Em um desempenho que superou a expectativa de mercado, o Nubank registrou um crescimento de 45% na receita em 2025, com US$ 16,4 bilhões. O lucro líquido, de US$ 2,9 bilhões, foi 51% acima do registrado no ano anterior. O ROE ficou em 30%, alta de dois pontos percentuais.
Itaú BBA, J.P. Morgan e Morgan Stanley projetavam números acima das expectativas, com expansão de margem. Segundo o consenso da Bloomberg, o lucro líquido ajustado esperado no quarto trimestre era de US$ 882 milhões - o Nubank entregou US$ 895 milhões.
Em volume de clientes, o crescimento foi de 15% no ano passado, agregando mais 17 milhões de novos usuários dos produtos do banco digital em 2025. O banco terminou o ano com uma base de 131 milhões de clientes, contra 114 milhões em 2024.
Somente no Brasil, são 113 milhões de usuários, o que coloca o banco fundado por David Vélez, Cristina Junqueira e Edward Wible como a maior instituição financeira privada do Brasil, à frente do Bradesco (cerca de 110 milhões). No México, são 14 milhões, e na Colômbia, 4,2 milhões.
“Crescemos nossa base, que já era grande, mais do que os cinco bancos incumbentes brasileiros juntos e de qualquer outra instituição da América Latina. O Nubank passou de uma fintech para uma plataforma dominante”, diz Guilherme Lago, CFO do Nubank, em entrevista ao NeoFeed.
Segundo o executivo, o resultado consistente mostra que o banco chega a 2026 com uma estrutura de capital muito forte. O volume de patrimônio é hoje 2,5 vezes acima do mínimo exigido pelas regras estabelecidas no Brasil, México e Colômbia, onde o banco atua.
“É um carro que está andando rápido, mas ainda com bastante gasolina no tanque para continuar seguindo bem, do ponto de vista de capital e de liquidez”, afirma.
No caso do Brasil, não foi só a base que cresceu. No balanço do ano, o Nubank reportou que a receita média mensal por cliente ativo saltou de US$ 10,20, em 2024, para US$ 13,30, uma evolução de 35% em 12 meses.

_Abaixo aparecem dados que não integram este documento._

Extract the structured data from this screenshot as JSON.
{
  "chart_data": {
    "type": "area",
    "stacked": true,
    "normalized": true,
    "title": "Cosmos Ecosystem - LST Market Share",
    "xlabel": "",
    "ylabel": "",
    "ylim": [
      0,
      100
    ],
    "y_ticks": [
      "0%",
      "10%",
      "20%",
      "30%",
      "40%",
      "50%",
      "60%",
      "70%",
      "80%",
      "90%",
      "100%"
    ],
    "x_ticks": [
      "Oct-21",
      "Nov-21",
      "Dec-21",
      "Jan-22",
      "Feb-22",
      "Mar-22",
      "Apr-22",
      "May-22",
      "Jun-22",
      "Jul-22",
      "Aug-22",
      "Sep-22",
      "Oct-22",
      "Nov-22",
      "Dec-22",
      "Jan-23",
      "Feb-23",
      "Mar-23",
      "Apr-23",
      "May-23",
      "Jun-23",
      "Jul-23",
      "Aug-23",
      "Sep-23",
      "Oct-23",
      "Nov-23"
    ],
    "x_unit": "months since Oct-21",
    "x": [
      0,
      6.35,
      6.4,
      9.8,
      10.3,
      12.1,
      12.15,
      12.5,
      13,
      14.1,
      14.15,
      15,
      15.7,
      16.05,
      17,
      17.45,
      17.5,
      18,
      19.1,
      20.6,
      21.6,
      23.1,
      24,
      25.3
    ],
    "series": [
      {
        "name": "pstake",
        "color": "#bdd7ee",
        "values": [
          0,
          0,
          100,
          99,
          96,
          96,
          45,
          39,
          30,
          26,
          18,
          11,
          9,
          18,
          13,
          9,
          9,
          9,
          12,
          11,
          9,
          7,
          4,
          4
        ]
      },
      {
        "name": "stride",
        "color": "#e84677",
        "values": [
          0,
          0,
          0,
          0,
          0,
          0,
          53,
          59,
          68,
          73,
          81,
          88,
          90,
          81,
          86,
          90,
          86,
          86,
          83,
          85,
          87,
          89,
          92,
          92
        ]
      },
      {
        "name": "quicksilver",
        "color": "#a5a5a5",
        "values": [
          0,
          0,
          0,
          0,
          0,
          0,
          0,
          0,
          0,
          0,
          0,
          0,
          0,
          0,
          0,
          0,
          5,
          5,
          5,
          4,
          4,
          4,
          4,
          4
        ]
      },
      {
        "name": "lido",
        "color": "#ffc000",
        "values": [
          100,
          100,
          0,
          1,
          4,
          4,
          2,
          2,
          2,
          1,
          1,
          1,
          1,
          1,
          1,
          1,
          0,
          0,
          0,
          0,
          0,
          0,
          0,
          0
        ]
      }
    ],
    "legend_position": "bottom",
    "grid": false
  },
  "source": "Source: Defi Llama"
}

No caso de cartão de crédito, o Nubank registrou, no quarto trimestre, o maior crescimento de market share nos últimos 10 trimestres, com aumento de 0,5%. O produto ainda representa a maior parte do volume financeiro do banco.
Segundo Lago, o pedido de registro de licença nos Estados Unidos para operar como banco, que teve uma primeira aprovação em janeiro, deve representar um passo significativo para a expansão internacional da instituição.
No entanto, a expectativa é que ainda demore para que todas as etapas sejam efetivamente concluídas. “Esse processo nos Estados Unidos dura de um a dois anos. Não é algo que estamos contando para os próximos meses”, diz o CFO.
Em 12 meses, as ações do Nubank na Bolsa de Nova York registram valorização de 47,7%. No Brasil, o BDR ROXO34 acumula valorização de 34,2% no mesmo período. O banco está avaliada em US$ 80,3 bilhões.